Reason Tim, Benbow Emma, Langham Julia, Gimblett Andy, Klijn Sven L, Malcolm Bill
Estima Scientific, Mediaworks, 191 Wood Lane, London, W12 7FP, UK.
Bristol Myers Squibb, Princeton, NJ, USA.
Pharmacoecon Open. 2024 Mar;8(2):205-220. doi: 10.1007/s41669-024-00476-9. Epub 2024 Feb 10.
The emergence of artificial intelligence, capable of human-level performance on some tasks, presents an opportunity to revolutionise development of systematic reviews and network meta-analyses (NMAs). In this pilot study, we aim to assess use of a large-language model (LLM, Generative Pre-trained Transformer 4 [GPT-4]) to automatically extract data from publications, write an R script to conduct an NMA and interpret the results.
We considered four case studies involving binary and time-to-event outcomes in two disease areas, for which an NMA had previously been conducted manually. For each case study, a Python script was developed that communicated with the LLM via application programming interface (API) calls. The LLM was prompted to extract relevant data from publications, to create an R script to be used to run the NMA and then to produce a small report describing the analysis.
The LLM had a > 99% success rate of accurately extracting data across 20 runs for each case study and could generate R scripts that could be run end-to-end without human input. It also produced good quality reports describing the disease area, analysis conducted, results obtained and a correct interpretation of the results.

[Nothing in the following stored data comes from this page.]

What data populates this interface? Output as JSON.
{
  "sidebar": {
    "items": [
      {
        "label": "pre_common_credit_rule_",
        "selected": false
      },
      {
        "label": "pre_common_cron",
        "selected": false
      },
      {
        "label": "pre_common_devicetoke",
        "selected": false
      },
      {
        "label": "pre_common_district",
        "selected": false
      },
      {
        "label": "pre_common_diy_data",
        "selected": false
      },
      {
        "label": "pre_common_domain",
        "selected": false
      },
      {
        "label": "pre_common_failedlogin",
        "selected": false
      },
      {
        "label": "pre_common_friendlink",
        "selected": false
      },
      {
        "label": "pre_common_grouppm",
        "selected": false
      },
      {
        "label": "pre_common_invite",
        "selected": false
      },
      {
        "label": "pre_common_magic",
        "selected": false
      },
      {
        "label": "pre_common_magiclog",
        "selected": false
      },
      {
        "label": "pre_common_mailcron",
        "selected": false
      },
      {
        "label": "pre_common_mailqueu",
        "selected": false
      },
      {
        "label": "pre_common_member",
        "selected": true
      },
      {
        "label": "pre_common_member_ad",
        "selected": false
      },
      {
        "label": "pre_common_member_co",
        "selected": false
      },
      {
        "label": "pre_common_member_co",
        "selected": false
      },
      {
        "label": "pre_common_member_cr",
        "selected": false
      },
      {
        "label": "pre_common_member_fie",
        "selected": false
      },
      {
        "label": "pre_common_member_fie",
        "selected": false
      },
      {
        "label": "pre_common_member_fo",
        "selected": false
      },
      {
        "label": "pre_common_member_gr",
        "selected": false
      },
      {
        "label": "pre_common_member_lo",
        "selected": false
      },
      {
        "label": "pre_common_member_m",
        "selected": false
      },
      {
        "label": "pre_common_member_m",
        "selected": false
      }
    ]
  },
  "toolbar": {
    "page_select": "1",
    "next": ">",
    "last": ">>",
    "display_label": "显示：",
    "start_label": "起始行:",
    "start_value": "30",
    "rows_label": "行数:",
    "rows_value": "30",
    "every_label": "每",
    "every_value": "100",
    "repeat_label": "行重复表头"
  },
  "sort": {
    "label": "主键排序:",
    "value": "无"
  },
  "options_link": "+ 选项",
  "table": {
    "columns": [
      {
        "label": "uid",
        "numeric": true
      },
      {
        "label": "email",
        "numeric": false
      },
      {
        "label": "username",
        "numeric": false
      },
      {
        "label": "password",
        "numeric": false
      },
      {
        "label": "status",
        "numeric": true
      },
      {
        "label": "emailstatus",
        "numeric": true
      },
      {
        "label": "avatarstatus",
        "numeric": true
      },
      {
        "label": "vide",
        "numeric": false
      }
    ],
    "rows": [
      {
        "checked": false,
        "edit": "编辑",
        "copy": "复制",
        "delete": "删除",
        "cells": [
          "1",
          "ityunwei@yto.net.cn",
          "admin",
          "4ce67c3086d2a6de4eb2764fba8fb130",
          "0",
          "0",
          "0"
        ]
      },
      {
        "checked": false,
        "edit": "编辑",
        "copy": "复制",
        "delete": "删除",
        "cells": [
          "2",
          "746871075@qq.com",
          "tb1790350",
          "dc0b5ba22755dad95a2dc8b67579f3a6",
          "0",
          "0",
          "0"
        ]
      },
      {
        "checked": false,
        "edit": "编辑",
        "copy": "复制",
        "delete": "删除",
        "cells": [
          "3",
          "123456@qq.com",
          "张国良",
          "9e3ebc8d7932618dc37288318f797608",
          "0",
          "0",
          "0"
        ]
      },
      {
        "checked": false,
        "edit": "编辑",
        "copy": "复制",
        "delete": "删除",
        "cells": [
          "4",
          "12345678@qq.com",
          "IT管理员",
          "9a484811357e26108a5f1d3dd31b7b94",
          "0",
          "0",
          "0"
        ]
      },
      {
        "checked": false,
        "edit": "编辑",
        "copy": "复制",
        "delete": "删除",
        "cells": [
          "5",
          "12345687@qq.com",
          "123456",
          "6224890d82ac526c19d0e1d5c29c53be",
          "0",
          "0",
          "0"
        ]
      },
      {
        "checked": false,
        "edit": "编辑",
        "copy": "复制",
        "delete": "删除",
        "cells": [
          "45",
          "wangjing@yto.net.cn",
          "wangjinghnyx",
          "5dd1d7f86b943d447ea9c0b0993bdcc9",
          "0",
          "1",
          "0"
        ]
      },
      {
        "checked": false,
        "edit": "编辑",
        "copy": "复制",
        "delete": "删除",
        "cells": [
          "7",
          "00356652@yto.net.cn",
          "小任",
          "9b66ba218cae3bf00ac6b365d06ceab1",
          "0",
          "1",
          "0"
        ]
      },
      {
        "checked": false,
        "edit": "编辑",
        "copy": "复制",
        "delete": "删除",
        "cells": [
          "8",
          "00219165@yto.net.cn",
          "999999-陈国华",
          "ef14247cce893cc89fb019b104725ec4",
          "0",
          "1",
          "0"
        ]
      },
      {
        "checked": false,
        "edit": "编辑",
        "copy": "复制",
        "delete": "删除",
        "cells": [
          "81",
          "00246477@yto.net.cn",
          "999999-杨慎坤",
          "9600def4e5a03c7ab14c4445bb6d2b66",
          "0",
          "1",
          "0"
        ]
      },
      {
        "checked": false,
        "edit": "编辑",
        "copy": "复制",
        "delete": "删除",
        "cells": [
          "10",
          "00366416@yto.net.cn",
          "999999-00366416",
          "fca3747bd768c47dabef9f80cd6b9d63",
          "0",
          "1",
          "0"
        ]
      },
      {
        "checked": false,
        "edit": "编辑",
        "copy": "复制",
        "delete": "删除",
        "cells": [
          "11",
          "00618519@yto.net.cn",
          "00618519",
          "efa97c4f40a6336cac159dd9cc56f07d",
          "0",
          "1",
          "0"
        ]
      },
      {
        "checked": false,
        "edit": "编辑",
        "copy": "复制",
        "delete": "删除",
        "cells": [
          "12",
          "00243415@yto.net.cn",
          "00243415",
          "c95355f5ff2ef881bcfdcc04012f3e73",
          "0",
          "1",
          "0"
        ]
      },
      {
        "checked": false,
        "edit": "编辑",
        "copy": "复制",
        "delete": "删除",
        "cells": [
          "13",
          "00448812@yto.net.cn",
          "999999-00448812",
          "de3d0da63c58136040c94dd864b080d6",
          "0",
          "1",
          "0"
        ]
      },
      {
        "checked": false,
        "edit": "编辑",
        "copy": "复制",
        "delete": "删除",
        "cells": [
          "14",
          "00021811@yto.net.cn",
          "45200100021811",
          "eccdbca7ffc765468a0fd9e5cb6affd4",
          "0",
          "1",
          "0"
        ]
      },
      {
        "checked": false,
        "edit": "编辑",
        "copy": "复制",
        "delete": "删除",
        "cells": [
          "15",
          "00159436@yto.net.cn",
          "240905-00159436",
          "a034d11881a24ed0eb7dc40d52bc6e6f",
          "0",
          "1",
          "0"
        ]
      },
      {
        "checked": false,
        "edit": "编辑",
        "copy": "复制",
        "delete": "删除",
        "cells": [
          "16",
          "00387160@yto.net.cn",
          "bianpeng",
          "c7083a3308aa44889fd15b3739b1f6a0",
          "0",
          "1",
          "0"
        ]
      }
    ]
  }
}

This study provides a promising indication of the feasibility of using current generation LLMs to automate data extraction, code generation and NMA result interpretation, which could result in significant time savings and reduce human error. This is provided that routine technical checks are performed, as recommend for human-conducted analyses. Whilst not currently 100% consistent, LLMs are likely to improve with time.
人工智能的出现使其在某些任务上能够达到人类水平的表现,这为系统性综述和网状Meta分析(NMA)的发展带来了变革的机遇。在这项试点研究中,我们旨在评估使用大型语言模型(LLM,生成式预训练变换器4 [GPT-4])自动从出版物中提取数据、编写用于进行NMA的R脚本并解释结果。
我们考虑了四个案例研究,涉及两个疾病领域的二元结局和事件发生时间结局,此前已针对这些案例手动进行了NMA。对于每个案例研究,开发了一个通过应用程序编程接口(API)调用与LLM通信的Python脚本。提示LLM从出版物中提取相关数据,创建一个用于运行NMA的R脚本,然后生成一份描述该分析的简短报告。
对于每个案例研究,LLM在20次运行中准确提取数据的成功率超过99%,并且可以生成无需人工输入即可端到端运行的R脚本。它还生成了高质量的报告,描述了疾病领域、进行的分析、获得的结果以及对结果的正确解释。
本研究为使用当前一代LLM实现数据提取、代码生成和NMA结果解释自动化的可行性提供了有前景的迹象,这可能会显著节省时间并减少人为错误。前提是要像对人工进行的分析那样进行常规技术检查。虽然目前LLM并非100%一致,但随着时间的推移可能会有所改进。